Physical characteristics
- Mean diameter: 82.7±8.4 km
- Mass: (5.979±2.971)×10^{17} kg
- Mean density: 1.790±50% g/cm^{3}
- Synodic rotation period: 20.283 h (0.8451 d)
- Geometric albedo: 0.0309±0.003
- Spectral type: CP
- Absolute magnitude (H): 9.68, 9.72

= 223 Rosa =

Themistian asteroid

223 Rosa is a large Themistian asteroid. It is classified as a combination of C-type and P-type asteroids, so it is probably composed of carbonaceous material rich in water ice. It was discovered by Johann Palisa on 9 March 1882, in Vienna. The origin of the name is not known.
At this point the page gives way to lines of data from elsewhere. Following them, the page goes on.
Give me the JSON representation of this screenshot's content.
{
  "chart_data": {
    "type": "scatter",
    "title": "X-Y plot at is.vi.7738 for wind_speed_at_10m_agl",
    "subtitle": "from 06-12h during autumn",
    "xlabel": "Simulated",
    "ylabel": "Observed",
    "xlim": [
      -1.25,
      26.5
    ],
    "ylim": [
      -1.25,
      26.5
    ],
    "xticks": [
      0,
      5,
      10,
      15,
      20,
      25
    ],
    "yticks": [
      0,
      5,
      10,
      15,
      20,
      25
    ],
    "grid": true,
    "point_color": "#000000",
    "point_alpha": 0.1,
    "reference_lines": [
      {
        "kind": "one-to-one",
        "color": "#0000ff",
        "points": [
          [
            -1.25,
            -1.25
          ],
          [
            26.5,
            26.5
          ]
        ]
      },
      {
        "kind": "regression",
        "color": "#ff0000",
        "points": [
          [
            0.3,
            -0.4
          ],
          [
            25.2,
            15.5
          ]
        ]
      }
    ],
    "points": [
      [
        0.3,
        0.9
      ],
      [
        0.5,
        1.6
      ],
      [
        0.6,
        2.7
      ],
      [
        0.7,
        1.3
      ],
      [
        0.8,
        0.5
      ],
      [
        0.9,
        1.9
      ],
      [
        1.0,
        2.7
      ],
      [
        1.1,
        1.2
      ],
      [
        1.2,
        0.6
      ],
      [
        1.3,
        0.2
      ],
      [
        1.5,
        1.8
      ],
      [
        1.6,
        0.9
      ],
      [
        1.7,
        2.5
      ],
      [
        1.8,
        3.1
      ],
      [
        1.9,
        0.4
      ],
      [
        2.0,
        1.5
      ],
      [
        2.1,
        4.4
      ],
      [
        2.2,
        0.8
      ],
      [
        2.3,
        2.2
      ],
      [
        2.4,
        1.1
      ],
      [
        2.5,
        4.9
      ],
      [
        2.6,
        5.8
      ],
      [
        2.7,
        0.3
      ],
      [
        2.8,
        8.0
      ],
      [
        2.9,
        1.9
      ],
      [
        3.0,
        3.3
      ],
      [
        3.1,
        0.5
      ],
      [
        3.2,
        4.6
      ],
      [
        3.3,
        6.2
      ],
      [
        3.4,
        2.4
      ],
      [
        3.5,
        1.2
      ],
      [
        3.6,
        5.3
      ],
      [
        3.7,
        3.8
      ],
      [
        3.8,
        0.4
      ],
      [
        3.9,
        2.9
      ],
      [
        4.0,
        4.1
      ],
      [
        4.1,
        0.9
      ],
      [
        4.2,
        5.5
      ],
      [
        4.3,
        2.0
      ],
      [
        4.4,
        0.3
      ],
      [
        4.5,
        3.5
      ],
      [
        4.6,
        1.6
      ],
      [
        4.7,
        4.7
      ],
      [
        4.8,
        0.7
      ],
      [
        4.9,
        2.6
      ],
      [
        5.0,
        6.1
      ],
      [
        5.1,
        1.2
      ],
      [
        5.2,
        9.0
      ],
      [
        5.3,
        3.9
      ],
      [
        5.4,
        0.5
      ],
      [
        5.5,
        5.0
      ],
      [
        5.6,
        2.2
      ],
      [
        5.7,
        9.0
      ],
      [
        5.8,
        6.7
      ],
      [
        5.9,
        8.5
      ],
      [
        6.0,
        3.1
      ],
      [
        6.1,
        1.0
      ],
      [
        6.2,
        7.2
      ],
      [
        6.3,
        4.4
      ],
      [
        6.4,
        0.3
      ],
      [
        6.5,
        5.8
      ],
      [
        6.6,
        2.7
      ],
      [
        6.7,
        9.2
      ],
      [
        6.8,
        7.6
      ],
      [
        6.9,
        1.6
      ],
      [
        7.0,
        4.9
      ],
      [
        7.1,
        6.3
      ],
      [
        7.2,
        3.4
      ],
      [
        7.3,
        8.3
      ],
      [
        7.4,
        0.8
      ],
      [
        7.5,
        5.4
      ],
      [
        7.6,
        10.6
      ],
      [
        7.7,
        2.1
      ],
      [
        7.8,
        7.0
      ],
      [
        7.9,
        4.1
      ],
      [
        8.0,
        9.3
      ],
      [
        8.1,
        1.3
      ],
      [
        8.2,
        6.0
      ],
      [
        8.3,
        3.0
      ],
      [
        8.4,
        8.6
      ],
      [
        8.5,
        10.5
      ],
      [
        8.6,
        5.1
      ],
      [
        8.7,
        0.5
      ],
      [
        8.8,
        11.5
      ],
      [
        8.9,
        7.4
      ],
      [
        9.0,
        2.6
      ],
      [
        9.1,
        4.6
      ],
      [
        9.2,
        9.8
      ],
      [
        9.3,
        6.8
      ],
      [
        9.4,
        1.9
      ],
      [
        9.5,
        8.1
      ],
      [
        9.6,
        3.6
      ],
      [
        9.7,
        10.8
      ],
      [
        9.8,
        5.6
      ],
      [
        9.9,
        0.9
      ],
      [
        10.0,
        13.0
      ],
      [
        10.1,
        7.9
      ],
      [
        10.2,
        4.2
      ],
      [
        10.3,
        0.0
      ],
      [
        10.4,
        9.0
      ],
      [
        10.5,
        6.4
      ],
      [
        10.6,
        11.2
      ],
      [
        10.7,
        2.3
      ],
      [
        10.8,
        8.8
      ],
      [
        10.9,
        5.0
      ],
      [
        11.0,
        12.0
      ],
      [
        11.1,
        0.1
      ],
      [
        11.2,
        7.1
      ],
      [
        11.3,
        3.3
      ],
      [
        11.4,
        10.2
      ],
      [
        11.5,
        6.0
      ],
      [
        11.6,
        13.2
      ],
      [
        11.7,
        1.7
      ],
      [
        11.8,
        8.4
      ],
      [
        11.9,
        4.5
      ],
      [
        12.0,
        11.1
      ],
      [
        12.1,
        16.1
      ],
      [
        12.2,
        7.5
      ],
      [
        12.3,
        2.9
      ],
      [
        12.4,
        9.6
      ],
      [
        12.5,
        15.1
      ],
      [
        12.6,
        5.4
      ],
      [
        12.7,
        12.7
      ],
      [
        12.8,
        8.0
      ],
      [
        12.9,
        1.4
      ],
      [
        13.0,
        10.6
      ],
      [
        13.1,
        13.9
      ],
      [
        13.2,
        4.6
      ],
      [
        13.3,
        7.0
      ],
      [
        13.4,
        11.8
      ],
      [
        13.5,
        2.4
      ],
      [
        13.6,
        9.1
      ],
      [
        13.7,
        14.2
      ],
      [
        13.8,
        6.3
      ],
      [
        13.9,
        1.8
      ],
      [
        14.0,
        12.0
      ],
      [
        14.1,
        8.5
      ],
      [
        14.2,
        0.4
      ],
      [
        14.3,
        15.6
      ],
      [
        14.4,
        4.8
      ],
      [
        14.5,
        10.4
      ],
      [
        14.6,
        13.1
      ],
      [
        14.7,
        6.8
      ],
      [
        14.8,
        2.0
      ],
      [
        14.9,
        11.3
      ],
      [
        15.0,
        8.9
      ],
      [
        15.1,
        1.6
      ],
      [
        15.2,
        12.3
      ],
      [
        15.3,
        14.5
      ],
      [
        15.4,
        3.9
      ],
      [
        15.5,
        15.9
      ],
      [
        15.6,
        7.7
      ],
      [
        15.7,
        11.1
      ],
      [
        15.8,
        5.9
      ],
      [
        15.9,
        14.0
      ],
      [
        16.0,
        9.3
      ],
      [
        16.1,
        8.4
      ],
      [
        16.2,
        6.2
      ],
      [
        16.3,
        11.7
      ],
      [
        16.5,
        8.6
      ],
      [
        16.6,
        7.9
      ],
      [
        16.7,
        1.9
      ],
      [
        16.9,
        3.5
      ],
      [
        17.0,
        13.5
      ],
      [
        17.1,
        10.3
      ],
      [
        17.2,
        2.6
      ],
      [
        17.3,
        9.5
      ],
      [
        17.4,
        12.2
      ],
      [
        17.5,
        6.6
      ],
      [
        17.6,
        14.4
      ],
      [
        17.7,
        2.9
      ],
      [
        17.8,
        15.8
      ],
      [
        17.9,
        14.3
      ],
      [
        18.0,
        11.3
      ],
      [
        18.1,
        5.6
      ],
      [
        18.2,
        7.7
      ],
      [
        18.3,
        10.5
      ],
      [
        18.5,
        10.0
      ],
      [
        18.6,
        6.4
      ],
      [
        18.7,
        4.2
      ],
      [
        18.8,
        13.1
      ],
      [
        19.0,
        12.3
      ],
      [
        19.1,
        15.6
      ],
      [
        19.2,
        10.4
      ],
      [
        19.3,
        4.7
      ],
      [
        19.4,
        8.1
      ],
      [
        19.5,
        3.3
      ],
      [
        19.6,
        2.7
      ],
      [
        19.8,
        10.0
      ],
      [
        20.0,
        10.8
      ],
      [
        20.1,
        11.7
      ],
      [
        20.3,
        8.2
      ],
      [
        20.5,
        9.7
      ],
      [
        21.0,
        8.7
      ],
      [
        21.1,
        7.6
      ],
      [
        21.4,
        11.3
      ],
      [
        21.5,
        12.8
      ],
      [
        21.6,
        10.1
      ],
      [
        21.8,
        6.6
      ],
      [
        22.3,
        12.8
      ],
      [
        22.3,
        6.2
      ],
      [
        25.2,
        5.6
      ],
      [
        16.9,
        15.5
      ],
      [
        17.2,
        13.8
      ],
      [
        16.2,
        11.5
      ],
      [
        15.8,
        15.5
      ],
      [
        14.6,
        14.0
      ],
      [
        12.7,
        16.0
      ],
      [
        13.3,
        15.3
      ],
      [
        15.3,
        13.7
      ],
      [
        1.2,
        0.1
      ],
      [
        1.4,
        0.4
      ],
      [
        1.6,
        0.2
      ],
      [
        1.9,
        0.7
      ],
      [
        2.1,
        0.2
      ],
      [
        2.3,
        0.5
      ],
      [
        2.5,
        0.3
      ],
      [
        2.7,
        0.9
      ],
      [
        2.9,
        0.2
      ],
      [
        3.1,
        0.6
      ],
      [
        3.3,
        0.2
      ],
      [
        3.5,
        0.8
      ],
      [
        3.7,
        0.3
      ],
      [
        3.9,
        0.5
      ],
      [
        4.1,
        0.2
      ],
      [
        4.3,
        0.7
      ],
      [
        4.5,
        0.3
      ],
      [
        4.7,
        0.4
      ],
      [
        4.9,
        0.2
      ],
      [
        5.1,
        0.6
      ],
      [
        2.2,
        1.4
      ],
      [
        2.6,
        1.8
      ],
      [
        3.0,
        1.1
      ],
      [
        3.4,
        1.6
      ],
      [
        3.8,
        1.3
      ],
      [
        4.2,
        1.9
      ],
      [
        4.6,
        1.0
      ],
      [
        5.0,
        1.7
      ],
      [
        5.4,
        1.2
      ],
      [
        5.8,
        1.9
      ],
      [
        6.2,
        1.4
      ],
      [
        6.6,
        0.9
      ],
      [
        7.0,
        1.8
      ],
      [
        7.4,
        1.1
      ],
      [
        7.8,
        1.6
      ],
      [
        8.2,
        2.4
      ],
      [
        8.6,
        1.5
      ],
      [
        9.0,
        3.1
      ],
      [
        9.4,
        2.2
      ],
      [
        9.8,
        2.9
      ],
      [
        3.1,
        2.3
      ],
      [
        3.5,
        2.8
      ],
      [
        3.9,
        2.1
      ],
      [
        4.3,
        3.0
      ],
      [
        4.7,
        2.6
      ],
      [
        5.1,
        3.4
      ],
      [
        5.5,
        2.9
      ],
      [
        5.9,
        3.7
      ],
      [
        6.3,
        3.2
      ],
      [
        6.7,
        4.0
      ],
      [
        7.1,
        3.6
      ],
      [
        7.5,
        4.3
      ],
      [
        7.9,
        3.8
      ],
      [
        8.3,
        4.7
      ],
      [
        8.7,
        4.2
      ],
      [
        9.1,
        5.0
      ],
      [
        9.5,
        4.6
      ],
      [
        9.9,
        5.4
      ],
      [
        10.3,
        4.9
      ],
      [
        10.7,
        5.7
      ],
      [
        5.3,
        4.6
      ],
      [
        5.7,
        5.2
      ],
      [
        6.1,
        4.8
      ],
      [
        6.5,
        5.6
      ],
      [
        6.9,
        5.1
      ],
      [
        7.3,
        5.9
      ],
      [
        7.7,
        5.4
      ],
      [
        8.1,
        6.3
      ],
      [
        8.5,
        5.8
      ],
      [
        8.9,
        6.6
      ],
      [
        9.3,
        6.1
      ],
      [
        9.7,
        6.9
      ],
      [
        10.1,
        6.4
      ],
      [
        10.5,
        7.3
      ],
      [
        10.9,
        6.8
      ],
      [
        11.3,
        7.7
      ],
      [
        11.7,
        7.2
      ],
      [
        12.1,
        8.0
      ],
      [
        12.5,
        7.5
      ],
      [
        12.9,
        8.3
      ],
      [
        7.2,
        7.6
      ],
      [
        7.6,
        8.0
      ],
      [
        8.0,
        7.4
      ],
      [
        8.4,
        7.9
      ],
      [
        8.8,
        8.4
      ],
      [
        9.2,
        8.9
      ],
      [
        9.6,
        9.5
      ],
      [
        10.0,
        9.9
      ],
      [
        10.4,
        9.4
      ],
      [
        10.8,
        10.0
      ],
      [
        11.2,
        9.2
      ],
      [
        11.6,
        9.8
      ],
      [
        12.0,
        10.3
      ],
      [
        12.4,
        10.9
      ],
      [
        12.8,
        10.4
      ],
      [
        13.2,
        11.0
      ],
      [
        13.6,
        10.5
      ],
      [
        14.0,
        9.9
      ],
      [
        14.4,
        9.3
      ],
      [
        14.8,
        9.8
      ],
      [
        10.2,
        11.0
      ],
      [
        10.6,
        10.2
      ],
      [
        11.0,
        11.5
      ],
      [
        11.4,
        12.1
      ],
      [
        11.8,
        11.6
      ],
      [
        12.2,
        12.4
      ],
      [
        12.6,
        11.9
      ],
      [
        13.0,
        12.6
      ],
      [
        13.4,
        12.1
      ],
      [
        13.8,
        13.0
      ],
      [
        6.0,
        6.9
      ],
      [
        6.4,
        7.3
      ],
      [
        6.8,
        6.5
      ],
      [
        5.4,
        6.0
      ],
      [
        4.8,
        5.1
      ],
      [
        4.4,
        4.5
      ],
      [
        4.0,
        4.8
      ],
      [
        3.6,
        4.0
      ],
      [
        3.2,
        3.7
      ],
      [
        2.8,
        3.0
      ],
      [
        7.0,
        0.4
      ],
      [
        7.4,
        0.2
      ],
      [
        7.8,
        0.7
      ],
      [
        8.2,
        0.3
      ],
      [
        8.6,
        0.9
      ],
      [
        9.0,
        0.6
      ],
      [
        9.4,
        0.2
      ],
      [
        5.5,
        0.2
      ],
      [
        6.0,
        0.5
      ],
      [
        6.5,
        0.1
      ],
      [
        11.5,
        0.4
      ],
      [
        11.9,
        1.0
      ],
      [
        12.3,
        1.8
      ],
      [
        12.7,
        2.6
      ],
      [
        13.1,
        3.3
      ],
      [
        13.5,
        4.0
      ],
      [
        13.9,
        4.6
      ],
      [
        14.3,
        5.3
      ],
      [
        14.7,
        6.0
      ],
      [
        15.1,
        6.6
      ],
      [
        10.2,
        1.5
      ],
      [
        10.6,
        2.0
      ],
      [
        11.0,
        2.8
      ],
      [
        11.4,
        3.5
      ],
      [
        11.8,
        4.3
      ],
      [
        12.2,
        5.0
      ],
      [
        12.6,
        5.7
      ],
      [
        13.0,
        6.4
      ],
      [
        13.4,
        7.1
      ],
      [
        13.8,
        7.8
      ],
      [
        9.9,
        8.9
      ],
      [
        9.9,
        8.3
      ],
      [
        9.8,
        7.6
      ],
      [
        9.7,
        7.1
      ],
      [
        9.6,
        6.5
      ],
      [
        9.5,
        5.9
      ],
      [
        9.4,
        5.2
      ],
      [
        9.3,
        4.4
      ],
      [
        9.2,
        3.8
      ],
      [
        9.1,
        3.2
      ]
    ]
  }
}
Photometric observations made in 2011–2012 at the Organ Mesa Observatory in Las Cruces, New Mexico, produced a light curve with a period of 20.283 ± 0.002 hours and a brightness variation of 0.13 ± 0.02 in magnitude. The curve has two asymmetrical maxima and minima per 20.283-hour cycle.

A flyby of Rosa by the Juice spacecraft, which is planned to pass through the asteroid belt twice, was proposed to occur on 15 October 2029. However, the mission team ultimately decided against the proposed flyby to maximize fuel for the primary mission.